Consider This When Choosing Sperm
Good looks and good health aren’t the only considerations, of course. When choosing a donor you’ll notice that vials are available as ICI (intracervical insemination, meaning the sperm is to be inserted into the cervix) and/or IUI (intrauterine insemination, meaning the sperm will be placed in the uterus). The type of insemination you have—and the type of sperm vials you order—may depend on whether you’re using a gynecologist or a reproductive endocrinologist for the procedure. Intrauterine insemination is a slightly more difficult procedure, and requires the ejaculate to be “washed” free of its seminal fluid, so that only motile sperm suspended in sterile saline solution remains. Says Robert Stillman, M.D., a reproductive endocrinologist and medical director of Shady Grove Fertility Center in Rockville, Maryland, “We use IUI because there’s some degree of benefit from doing it, and for reproductive endocrinologists it’s a simple enough procedure to do.”

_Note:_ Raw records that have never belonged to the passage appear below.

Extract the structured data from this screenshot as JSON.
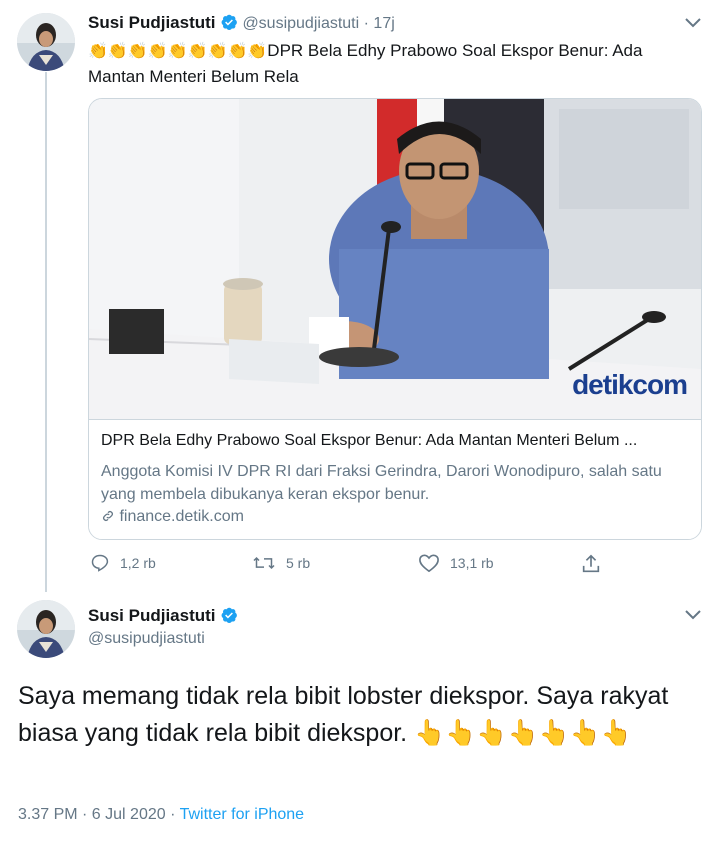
{
  "tweet1": {
    "name": "Susi Pudjiastuti",
    "handle": "@susipudjiastuti",
    "sep": "·",
    "time": "17j",
    "emoji": "👏👏👏👏👏👏👏👏👏",
    "text_line1": "DPR Bela Edhy Prabowo Soal Ekspor Benur: Ada",
    "text_line2": "Mantan Menteri Belum Rela",
    "card": {
      "image_watermark": "detikcom",
      "title": "DPR Bela Edhy Prabowo Soal Ekspor Benur: Ada Mantan Menteri Belum ...",
      "description": "Anggota Komisi IV DPR RI dari Fraksi Gerindra, Darori Wonodipuro, salah satu yang membela dibukanya keran ekspor benur.",
      "domain": "finance.detik.com"
    },
    "actions": {
      "reply_count": "1,2 rb",
      "retweet_count": "5 rb",
      "like_count": "13,1 rb"
    }
  },
  "tweet2": {
    "name": "Susi Pudjiastuti",
    "handle": "@susipudjiastuti",
    "text": "Saya memang tidak rela bibit lobster diekspor. Saya rakyat biasa yang tidak rela bibit diekspor. 👆👆👆👆👆👆👆",
    "timestamp": "3.37 PM · 6 Jul 2020 · ",
    "source": "Twitter for iPhone"
  },
  "colors": {
    "accent": "#1da1f2",
    "text": "#14171a",
    "muted": "#657786",
    "border": "#ccd6dd"
  },
  "icons": [
    "verified-badge-icon",
    "chevron-down-icon",
    "reply-icon",
    "retweet-icon",
    "like-icon",
    "share-icon",
    "link-icon"
  ]
}
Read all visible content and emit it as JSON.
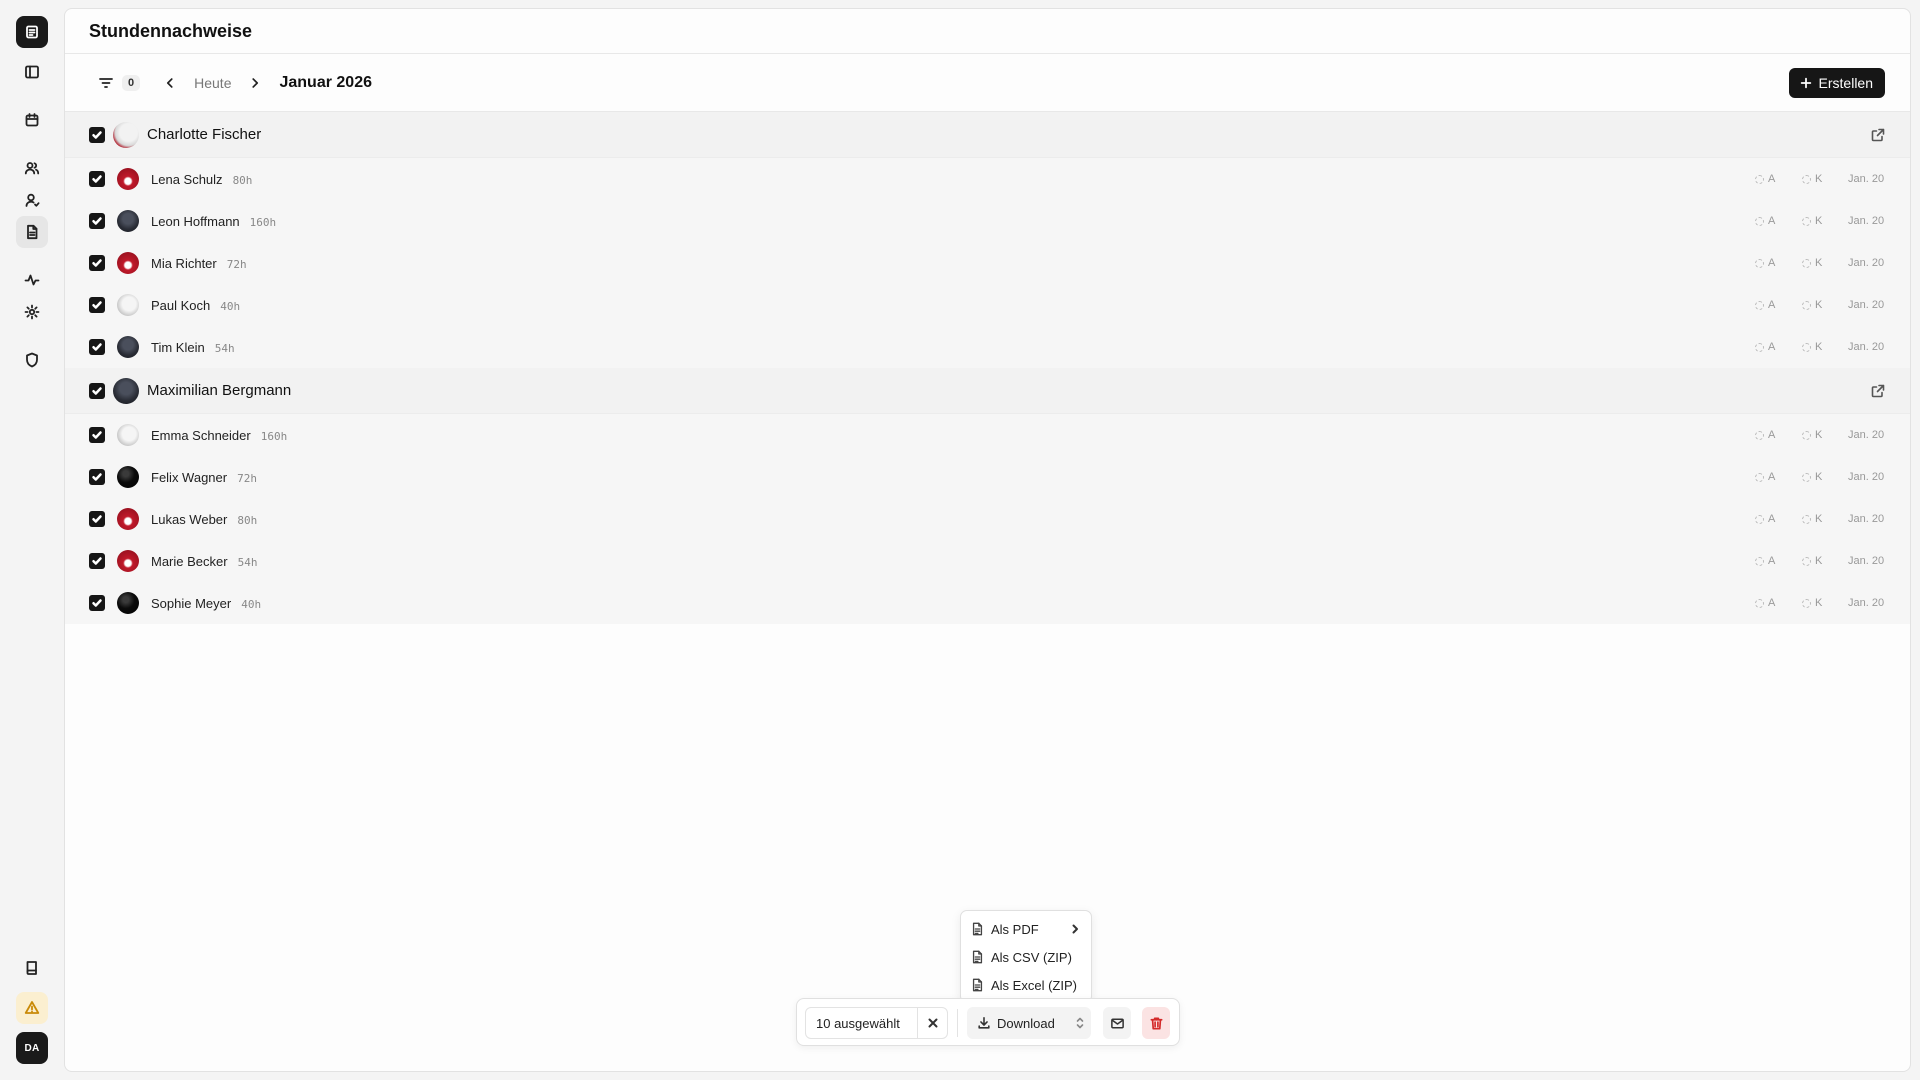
{
  "page": {
    "title": "Stundennachweise"
  },
  "sidebar": {
    "user_initials": "DA"
  },
  "toolbar": {
    "filter_count": "0",
    "today_label": "Heute",
    "month_label": "Januar 2026",
    "create_label": "Erstellen"
  },
  "groups": [
    {
      "name": "Charlotte Fischer",
      "members": [
        {
          "name": "Lena Schulz",
          "hours": "80h",
          "status_a": "A",
          "status_k": "K",
          "date": "Jan. 20"
        },
        {
          "name": "Leon Hoffmann",
          "hours": "160h",
          "status_a": "A",
          "status_k": "K",
          "date": "Jan. 20"
        },
        {
          "name": "Mia Richter",
          "hours": "72h",
          "status_a": "A",
          "status_k": "K",
          "date": "Jan. 20"
        },
        {
          "name": "Paul Koch",
          "hours": "40h",
          "status_a": "A",
          "status_k": "K",
          "date": "Jan. 20"
        },
        {
          "name": "Tim Klein",
          "hours": "54h",
          "status_a": "A",
          "status_k": "K",
          "date": "Jan. 20"
        }
      ]
    },
    {
      "name": "Maximilian Bergmann",
      "members": [
        {
          "name": "Emma Schneider",
          "hours": "160h",
          "status_a": "A",
          "status_k": "K",
          "date": "Jan. 20"
        },
        {
          "name": "Felix Wagner",
          "hours": "72h",
          "status_a": "A",
          "status_k": "K",
          "date": "Jan. 20"
        },
        {
          "name": "Lukas Weber",
          "hours": "80h",
          "status_a": "A",
          "status_k": "K",
          "date": "Jan. 20"
        },
        {
          "name": "Marie Becker",
          "hours": "54h",
          "status_a": "A",
          "status_k": "K",
          "date": "Jan. 20"
        },
        {
          "name": "Sophie Meyer",
          "hours": "40h",
          "status_a": "A",
          "status_k": "K",
          "date": "Jan. 20"
        }
      ]
    }
  ],
  "action_bar": {
    "selected_label": "10 ausgewählt",
    "download_label": "Download"
  },
  "download_menu": {
    "items": [
      {
        "label": "Als PDF"
      },
      {
        "label": "Als CSV (ZIP)"
      },
      {
        "label": "Als Excel (ZIP)"
      }
    ]
  },
  "colors": {
    "accent_dark": "#161616",
    "danger": "#d42a2a",
    "warning": "#c98a08"
  }
}
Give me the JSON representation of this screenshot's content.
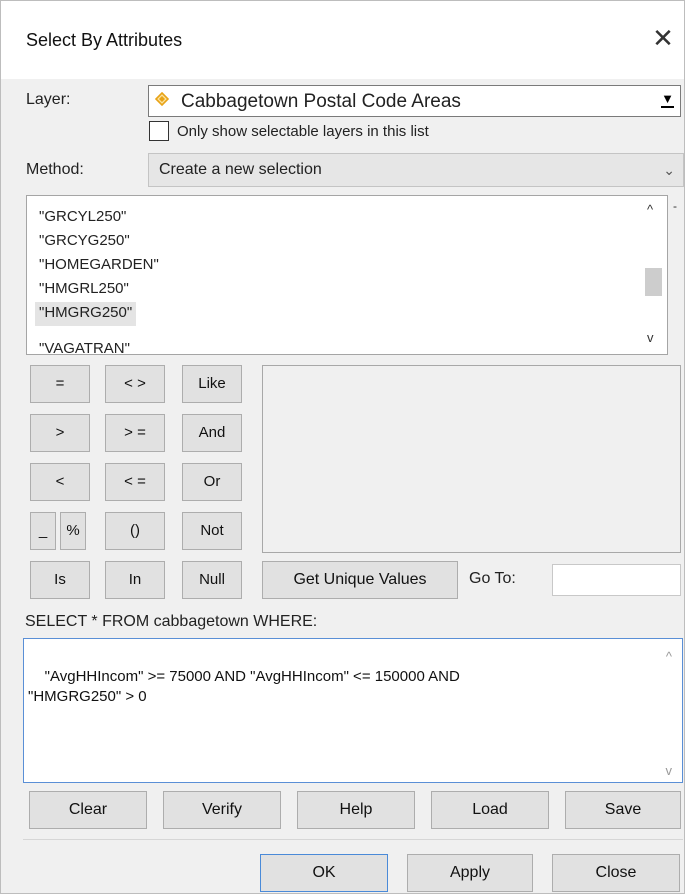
{
  "window": {
    "title": "Select By Attributes",
    "close_glyph": "✕"
  },
  "layer": {
    "label": "Layer:",
    "value": "Cabbagetown Postal Code Areas",
    "icon": "layer-diamond-icon",
    "arrow_glyph": "▼"
  },
  "selectable_only": {
    "label": "Only show selectable layers in this list",
    "checked": false
  },
  "method": {
    "label": "Method:",
    "value": "Create a new selection",
    "arrow_glyph": "⌄"
  },
  "fields": {
    "items": [
      "\"GRCYL250\"",
      "\"GRCYG250\"",
      "\"HOMEGARDEN\"",
      "\"HMGRL250\"",
      "\"HMGRG250\"",
      "\"VAGATRAN\""
    ],
    "selected_index": 4,
    "scroll_up_glyph": "^",
    "scroll_down_glyph": "v",
    "side_mark": "-"
  },
  "operators": {
    "eq": "=",
    "neq": "< >",
    "like": "Like",
    "gt": ">",
    "gte": "> =",
    "and": "And",
    "lt": "<",
    "lte": "< =",
    "or": "Or",
    "underscore": "_",
    "percent": "%",
    "parens": "()",
    "not": "Not",
    "is": "Is",
    "in": "In",
    "null": "Null"
  },
  "actions": {
    "get_unique_values": "Get Unique Values",
    "goto_label": "Go To:"
  },
  "query": {
    "prefix": "SELECT * FROM cabbagetown WHERE:",
    "text": "\"AvgHHIncom\" >= 75000 AND \"AvgHHIncom\" <= 150000 AND \n\"HMGRG250\" > 0"
  },
  "bottom_buttons": {
    "clear": "Clear",
    "verify": "Verify",
    "help": "Help",
    "load": "Load",
    "save": "Save"
  },
  "dialog_buttons": {
    "ok": "OK",
    "apply": "Apply",
    "close": "Close"
  },
  "colors": {
    "layer_icon_orange": "#e8a317",
    "focus_blue": "#4a8ad8"
  }
}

Lastly, you’ll want to consider the future: Some sperm banks offer a sibling registry, which allows parents who have had a child by the same donor to contact one another once the children have turned 18. The donor is not necessarily part of the registry—though he may be if you opted for a bank that has both a sibling registry and an “open donor” program, as California Cryobank does. That program stipulates that once your child turns 18, if his or her sperm donor/biological father agreed to be an open donor, your child may contact him.